When the ball drops at midnight on New Year’s Eve, the year 2023 will have officially gone on record as the hottest year ever, according to analysis from the European Union’s Copernicus Climate Change Service.
The organization found that this year’s average global temperatures is 1.4° Celsius (2.6° Fahrenheit) above pre-industrial averages—just off the to 1.5° Celsius (2.7° Fahrenheit) threshold that scientists during the 2015 Paris climate agreement deemed was the point beyond which humans and ecosystems will struggle to adapt.
Every month since June this year has been the hottest on record as compared to the same month in previous years.
While scientists with the World Weather Attribution initiative have conceded that El Niño—a weakening of trade winds that causes northern U.S. and Canada to be dryer and warmer than usual—has been a factor this year, they state that it’s the burning of fossil fuels that has been the main driver of the rising temperatures.
This week in Dubai, UAE, 150 countries have been taking part in the United Nations’ COP28 climate summit, where discussions about phasing out fossil fuels have been contentious and steeped in controversy.
United Arab Emirates Sultan Al-Jaber is both COP28 president designate and chief executive of the UAE state oil company ADNOC (Abu Dhabi National Oil Company). Documents leaked ahead of the summit revealed that the UAE planned to discuss fossil fuel deals with 15 nations during the event—despite the United Nations’ directive that hosts of the annual summit act without bias or self-interest—though Al-Jaber denies this.
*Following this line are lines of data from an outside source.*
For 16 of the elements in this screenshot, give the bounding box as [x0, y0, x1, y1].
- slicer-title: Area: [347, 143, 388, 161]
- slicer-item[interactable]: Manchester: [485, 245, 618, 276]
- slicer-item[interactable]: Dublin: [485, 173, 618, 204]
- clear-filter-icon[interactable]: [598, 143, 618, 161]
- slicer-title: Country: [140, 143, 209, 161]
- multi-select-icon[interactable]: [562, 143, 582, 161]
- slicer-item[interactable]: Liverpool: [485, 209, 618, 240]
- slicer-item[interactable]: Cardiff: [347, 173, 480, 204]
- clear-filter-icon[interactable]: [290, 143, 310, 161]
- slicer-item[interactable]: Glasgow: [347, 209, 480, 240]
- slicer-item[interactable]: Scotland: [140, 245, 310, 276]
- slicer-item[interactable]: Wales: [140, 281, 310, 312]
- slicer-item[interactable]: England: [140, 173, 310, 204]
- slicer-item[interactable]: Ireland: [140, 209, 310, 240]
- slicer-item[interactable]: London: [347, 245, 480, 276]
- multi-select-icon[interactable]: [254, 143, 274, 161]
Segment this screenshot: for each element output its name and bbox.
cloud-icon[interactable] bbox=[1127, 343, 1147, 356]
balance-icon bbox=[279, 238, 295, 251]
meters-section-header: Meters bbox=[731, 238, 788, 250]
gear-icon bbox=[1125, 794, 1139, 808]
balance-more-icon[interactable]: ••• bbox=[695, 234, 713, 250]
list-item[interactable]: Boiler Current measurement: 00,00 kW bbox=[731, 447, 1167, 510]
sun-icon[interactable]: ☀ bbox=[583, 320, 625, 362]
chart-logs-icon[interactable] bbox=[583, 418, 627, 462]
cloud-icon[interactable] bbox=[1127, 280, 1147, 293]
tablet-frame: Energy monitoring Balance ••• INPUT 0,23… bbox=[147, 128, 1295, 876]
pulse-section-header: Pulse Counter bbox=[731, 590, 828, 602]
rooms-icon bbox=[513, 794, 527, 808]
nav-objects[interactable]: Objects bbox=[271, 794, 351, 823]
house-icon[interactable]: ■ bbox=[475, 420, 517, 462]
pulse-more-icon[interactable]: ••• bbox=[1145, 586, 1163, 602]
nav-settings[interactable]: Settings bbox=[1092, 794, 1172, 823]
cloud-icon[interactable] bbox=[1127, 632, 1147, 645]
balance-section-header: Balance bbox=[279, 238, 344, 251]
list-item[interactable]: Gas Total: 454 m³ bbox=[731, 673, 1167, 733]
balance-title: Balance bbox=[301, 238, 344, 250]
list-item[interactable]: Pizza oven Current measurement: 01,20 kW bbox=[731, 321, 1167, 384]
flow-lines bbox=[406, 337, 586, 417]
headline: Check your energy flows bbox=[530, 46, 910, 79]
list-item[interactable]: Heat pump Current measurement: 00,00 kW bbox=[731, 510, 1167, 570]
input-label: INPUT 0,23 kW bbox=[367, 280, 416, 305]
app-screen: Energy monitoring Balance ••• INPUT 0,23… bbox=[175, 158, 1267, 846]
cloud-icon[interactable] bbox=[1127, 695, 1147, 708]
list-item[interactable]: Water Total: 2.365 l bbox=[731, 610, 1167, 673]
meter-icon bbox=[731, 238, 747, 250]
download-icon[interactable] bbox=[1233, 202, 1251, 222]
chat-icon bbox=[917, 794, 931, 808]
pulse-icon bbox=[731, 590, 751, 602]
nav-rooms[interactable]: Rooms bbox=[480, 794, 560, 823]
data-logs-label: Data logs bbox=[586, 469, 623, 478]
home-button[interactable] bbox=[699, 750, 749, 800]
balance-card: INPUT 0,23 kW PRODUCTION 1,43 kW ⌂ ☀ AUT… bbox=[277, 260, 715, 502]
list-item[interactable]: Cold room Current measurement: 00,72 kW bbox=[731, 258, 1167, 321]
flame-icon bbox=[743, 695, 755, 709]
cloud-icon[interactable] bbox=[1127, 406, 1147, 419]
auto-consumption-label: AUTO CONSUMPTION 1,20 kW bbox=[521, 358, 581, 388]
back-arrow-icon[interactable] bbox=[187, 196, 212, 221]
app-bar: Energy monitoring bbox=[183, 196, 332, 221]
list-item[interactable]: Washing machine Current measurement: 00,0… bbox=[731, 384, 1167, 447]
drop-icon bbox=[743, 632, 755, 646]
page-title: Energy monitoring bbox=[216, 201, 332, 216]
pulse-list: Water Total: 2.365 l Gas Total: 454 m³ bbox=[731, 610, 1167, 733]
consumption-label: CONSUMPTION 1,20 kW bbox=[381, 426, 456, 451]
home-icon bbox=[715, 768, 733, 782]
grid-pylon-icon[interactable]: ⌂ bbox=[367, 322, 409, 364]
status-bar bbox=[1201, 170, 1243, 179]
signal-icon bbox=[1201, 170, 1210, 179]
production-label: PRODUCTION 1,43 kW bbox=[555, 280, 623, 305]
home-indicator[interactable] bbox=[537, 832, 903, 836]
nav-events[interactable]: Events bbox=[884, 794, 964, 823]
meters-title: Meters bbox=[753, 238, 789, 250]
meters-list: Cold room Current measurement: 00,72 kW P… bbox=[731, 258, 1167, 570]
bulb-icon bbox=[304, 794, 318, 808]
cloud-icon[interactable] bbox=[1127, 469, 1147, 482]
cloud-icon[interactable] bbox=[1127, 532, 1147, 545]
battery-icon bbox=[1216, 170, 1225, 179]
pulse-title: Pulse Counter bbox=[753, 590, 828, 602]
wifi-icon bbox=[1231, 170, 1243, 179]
Meanwhile, a separate report released Tuesday by the World World Meteorological Organization found that 2011-2020 was the hottest decade on record as the rate of climate change “surged alarmingly” and “turbo charged” glacier loss and rising sea levels.
“As long as greenhouse gas concentrations keep rising, we can’t expect different outcomes from those seen this year,” said Carlo Buontempo, director of Copernicus. “The temperature will keep rising and so will the impacts of heatwaves and droughts.”
In 2021 the United Nations reported that weather disasters including drought and extreme storms worldwide have increased sevenfold over the past half-century.